Understanding Effective Sample Size

I was pleased seeing that both ESS and Gelman-Rubin diagnostics are available in Pyro. I have a question regarding the usage.

With reference to pyro/stats.py at master · pyro-ppl/pyro · GitHub, if I have a batch of Markov Chains (say `chains`) with dimension `L x B x D`, `B` is the number of batches, `L` is the length of each chain and `D` is the dimension of the support.

Is this the correct usage?

``````import pyro.ops.stats as stats

stats.effective_sample_size(chains, chain_dim=0, sample_dim=-1)
``````

Weirdly, I am getting negative values for certain trials and want to make sure I understand the semantics of this routine correctly.
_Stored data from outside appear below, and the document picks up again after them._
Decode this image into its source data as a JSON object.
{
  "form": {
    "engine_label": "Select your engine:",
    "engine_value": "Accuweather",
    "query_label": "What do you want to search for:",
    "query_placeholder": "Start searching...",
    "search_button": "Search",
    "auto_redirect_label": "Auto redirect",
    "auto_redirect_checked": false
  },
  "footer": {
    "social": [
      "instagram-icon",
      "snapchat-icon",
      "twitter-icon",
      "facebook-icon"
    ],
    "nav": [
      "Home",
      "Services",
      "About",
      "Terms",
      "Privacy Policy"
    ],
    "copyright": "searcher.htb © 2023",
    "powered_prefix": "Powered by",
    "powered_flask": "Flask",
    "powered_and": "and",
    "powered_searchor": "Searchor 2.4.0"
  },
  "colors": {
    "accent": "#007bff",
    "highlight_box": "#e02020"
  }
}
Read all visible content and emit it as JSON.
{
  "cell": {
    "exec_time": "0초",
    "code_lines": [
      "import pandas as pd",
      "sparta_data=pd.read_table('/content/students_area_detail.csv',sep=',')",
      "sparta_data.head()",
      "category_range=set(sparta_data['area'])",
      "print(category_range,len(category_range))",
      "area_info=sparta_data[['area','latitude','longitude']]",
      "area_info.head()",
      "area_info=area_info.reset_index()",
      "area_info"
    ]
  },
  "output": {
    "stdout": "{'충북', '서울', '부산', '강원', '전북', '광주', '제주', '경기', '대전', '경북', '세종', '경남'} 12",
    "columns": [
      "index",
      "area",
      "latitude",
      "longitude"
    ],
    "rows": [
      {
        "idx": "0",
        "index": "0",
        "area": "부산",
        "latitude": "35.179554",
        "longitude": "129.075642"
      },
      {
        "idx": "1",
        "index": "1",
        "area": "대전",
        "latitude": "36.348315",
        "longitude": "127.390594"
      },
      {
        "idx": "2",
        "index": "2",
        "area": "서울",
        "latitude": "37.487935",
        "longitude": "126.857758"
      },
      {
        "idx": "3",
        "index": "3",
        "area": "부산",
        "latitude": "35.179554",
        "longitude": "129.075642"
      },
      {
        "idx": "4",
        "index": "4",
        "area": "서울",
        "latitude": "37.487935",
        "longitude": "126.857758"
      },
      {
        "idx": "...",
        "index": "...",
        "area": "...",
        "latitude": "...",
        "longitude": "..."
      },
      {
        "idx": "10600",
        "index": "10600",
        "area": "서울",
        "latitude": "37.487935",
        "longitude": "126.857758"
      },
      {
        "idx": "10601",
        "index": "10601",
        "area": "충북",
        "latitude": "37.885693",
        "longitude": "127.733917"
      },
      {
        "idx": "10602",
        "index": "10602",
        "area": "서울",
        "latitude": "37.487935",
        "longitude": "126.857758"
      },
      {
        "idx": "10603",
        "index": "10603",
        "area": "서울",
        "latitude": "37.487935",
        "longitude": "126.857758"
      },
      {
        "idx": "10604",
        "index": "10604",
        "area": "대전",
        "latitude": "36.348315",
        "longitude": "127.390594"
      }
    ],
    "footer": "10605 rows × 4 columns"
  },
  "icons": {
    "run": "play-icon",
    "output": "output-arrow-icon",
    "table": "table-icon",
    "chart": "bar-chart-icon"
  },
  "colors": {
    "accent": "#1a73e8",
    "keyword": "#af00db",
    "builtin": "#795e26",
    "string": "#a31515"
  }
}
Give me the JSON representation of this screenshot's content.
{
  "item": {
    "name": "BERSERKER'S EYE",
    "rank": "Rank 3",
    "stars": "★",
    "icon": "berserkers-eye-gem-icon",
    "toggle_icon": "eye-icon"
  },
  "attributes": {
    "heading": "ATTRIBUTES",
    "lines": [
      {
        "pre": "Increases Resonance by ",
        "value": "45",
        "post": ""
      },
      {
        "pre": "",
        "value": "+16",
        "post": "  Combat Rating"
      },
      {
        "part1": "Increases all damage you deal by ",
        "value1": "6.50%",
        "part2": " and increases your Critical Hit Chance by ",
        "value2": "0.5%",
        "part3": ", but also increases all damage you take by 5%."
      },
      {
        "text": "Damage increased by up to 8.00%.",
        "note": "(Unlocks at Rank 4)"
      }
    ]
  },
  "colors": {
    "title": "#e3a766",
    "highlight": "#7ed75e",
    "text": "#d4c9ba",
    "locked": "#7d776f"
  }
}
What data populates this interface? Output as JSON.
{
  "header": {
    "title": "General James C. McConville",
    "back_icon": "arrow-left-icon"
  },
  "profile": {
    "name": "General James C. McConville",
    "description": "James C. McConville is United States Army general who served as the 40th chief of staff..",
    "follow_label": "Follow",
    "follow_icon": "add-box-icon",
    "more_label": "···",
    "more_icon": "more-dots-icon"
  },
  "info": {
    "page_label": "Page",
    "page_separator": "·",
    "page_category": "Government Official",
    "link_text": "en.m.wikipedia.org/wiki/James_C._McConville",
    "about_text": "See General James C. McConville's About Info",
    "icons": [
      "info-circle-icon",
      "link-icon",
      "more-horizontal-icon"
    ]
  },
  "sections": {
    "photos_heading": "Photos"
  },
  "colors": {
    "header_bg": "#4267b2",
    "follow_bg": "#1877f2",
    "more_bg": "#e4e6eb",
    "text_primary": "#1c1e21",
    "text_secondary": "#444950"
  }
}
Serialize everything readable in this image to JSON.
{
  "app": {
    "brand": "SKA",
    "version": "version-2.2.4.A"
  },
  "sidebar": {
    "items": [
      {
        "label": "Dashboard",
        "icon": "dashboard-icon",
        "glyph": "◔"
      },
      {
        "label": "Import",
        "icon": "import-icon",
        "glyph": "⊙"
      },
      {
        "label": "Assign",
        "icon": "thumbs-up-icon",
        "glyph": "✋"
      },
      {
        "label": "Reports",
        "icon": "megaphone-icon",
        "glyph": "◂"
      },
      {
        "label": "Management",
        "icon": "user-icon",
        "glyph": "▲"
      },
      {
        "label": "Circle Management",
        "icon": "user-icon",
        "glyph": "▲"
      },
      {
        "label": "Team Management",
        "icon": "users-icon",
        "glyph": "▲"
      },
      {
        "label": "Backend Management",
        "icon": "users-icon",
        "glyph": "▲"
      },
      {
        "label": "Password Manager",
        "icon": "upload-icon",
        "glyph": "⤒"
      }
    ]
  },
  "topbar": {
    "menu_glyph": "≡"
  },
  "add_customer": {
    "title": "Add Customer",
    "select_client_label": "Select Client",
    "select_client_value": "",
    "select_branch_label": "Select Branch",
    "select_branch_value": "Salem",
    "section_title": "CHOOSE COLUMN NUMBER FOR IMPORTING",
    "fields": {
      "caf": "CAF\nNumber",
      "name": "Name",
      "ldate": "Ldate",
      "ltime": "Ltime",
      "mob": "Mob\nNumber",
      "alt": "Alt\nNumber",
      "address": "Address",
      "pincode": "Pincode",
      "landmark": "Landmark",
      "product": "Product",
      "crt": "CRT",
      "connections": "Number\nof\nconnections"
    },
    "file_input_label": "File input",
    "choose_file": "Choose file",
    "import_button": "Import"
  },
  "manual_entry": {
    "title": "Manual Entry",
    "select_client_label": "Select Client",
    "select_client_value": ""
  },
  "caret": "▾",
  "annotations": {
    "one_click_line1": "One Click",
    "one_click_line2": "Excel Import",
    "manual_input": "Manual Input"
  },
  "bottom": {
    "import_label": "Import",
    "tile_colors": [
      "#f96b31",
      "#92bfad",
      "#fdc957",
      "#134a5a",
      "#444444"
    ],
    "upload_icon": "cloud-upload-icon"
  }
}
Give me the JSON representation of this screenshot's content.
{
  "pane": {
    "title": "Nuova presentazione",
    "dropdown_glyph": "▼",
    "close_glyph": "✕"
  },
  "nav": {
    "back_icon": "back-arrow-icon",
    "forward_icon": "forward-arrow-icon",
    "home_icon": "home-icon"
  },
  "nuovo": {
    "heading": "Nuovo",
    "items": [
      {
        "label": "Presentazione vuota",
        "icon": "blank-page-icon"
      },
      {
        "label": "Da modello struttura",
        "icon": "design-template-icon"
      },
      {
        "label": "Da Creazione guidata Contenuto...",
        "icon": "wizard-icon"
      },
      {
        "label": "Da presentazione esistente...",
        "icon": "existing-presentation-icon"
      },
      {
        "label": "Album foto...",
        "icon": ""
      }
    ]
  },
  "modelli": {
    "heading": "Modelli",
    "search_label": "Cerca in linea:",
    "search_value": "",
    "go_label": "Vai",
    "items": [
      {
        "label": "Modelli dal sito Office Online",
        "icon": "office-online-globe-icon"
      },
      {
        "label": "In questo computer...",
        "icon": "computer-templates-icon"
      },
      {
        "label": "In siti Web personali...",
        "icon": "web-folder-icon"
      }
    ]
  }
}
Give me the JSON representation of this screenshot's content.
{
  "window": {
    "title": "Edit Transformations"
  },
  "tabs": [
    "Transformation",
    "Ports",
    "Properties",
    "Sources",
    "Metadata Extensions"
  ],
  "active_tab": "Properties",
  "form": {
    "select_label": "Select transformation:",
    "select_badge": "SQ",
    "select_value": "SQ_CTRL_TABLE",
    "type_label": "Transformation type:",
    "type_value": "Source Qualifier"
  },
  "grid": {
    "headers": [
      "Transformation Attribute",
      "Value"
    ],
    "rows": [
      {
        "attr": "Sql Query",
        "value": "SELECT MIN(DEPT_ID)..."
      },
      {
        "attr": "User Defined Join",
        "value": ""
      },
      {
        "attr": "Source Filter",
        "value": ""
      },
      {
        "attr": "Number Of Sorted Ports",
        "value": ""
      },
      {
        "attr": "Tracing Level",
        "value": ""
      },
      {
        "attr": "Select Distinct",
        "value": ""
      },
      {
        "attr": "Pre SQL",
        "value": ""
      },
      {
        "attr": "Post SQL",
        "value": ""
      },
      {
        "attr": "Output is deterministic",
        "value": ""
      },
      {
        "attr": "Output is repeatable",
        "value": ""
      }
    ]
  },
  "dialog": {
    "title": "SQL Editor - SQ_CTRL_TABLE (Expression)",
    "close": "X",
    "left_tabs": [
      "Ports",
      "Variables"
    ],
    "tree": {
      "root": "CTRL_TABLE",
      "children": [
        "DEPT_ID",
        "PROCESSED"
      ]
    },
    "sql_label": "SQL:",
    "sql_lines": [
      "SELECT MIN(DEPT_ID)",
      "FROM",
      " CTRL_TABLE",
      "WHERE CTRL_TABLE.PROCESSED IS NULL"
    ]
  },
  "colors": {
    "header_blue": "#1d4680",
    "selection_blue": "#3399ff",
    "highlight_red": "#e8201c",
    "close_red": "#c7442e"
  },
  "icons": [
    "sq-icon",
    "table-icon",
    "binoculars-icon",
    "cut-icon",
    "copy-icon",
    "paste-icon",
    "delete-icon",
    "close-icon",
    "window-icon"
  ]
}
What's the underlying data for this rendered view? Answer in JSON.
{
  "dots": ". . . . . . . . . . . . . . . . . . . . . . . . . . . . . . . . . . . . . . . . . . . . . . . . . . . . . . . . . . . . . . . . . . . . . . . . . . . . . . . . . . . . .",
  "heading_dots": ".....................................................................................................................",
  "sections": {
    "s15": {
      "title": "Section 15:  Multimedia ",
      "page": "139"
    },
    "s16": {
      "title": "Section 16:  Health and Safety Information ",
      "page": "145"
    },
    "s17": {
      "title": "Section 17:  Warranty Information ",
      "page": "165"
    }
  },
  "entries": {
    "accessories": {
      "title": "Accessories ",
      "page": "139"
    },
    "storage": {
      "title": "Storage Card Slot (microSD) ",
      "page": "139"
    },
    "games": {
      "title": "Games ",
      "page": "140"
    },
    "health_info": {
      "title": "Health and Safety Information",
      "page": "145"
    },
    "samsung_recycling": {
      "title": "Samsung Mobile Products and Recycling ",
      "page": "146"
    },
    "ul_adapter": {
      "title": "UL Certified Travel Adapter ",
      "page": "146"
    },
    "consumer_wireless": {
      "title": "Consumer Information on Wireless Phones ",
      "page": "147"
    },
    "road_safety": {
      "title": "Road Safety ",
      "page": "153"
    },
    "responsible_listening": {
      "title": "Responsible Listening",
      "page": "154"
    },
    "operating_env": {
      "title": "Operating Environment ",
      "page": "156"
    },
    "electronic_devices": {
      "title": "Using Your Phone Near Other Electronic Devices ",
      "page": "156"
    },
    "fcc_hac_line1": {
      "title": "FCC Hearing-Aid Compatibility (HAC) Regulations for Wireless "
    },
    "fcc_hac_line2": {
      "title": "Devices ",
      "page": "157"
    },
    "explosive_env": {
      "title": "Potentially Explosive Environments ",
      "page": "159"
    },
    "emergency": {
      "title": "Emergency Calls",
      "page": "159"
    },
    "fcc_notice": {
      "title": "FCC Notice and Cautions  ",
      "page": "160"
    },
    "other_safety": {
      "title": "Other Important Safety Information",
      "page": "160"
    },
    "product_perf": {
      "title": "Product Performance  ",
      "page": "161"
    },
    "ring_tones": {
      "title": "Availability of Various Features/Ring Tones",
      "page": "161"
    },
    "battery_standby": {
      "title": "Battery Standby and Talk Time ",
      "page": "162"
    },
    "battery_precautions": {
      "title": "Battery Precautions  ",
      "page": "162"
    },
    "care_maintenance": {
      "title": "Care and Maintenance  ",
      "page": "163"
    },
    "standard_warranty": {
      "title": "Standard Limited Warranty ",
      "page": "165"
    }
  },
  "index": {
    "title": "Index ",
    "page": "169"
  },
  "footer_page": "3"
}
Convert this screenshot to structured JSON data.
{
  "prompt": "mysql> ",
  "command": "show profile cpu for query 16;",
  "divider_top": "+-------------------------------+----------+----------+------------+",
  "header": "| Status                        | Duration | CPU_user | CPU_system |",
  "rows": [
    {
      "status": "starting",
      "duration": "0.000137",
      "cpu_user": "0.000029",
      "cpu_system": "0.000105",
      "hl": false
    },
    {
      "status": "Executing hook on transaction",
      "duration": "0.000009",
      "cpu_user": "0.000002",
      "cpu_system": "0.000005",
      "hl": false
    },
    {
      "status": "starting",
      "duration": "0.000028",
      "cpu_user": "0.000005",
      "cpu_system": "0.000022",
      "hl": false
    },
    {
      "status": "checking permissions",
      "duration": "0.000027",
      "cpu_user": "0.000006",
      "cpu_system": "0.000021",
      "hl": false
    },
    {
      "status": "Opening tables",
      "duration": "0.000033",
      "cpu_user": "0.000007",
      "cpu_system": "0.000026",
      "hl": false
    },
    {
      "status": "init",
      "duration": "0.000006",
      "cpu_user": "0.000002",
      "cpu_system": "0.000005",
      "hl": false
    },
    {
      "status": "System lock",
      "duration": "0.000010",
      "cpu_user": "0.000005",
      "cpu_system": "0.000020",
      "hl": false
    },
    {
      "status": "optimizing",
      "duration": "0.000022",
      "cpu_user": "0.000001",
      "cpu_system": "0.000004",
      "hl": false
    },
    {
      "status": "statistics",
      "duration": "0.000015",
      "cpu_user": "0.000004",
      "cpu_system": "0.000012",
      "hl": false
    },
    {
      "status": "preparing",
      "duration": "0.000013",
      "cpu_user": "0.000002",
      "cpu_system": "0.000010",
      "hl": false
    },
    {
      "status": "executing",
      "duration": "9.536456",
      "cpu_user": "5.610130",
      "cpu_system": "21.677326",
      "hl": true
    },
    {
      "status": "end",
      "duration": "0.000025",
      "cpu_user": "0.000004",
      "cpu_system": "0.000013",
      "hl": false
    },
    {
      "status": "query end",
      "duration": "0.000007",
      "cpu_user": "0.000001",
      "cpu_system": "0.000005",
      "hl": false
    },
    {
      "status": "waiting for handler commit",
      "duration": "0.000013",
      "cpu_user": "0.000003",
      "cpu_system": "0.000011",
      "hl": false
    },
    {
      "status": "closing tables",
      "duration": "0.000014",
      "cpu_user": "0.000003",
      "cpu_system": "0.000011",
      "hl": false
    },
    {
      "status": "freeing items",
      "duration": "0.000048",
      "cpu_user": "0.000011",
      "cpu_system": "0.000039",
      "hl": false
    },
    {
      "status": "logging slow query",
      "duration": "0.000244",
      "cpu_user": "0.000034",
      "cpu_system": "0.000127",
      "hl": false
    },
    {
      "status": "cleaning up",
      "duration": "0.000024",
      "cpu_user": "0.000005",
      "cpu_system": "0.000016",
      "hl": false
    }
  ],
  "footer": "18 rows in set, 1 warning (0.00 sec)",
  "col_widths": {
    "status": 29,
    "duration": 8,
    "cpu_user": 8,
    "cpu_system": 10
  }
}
cc @fehiepsi (since you’ve implemented those parts.)

Is `L` the number of chains? If so then you are correct.

Also note that @fehiepsi has recently added documentation to these diagnostics. Feel free to submit an issue or PR to clarify the docs

`L` is the length of the chains. `B` is the batch size (number of chains).

After your comment, I tried the following. `chains` (`50 x 1000 x 2`) is a tensor containing 50 independent chains each of length 1000 from a 2-D Gaussian.

Running the routine I get a result of 1000-D tensor. Is this the right output? If I understand ESS correctly, shouldn’t we have ESS for each dimension of each chain?

Additionally, I am getting negative values for ESS. Is that expected?

Glad to help once I get this conceptually clarified!

`chain_dim` is the dimension for your chains.
`sample_dim` is the dimension for your samples.
If you have a tensor L x B x D where L, B, D are interpreted as: B chains, each chain contains L samples, each sample has shape D, then `chain_dim=1`, `sample_dim=0`. We enumerate `dim` from left to right, as in the usual PyTorch tensor.

I guess that your `batch_dim` is `chain_dim` and your `length_dim` is `sample_dim`? I have thought that by length of the chains, you mean the number of chains.

Ok, I think I understand this. I have questions more on the conceptual side now.

Using a `1000 x 50 x 2` sized tensor which represents 50 chains containing 1000 samples each,

``````# chain_x: 1000 x 50 x 2
stats.effective_sample_size(chain_x, chain_dim=1, sample_dim=0)
``````

I get the following result,

``````tensor([123393.8203, 126691.3281])
``````

I was expecting a 2-D tensor (representing ESS per dimension from the sample space) and this seems to fall in line with my understanding.

However, I don’t know how to interpret these numbers. I was thinking that there is no way ESS can be greater than 1000. Am I missing something here?

Also, if I report ESS in results, do I report the `min` among all dimensions?

Edit: I generated the chains using my own implementation of HMC and have visualized one of them below. It seems to be doing reasonable so I am hoping at least my samples are reasonable.

This thread answers for the question why ess > num samples: bayesian - Effective Sample Size greater than Actual Sample Size - Cross Validated
It will happen when your samples are negative correlated. You can test against arviz to confirm things are calculated correctly. About ‘min’ of ess, I don’t know if it is a right way to do.

Thanks for that!

Is there a reading you’d recommend for these diagnostics? I still feel there’s a gap in my knowledge and don’t feel too comfortable with these statistics.

I think that Stan Manual is a good reference (in addition to Google ).

1 Like

Thanks! They had nice summaries in there.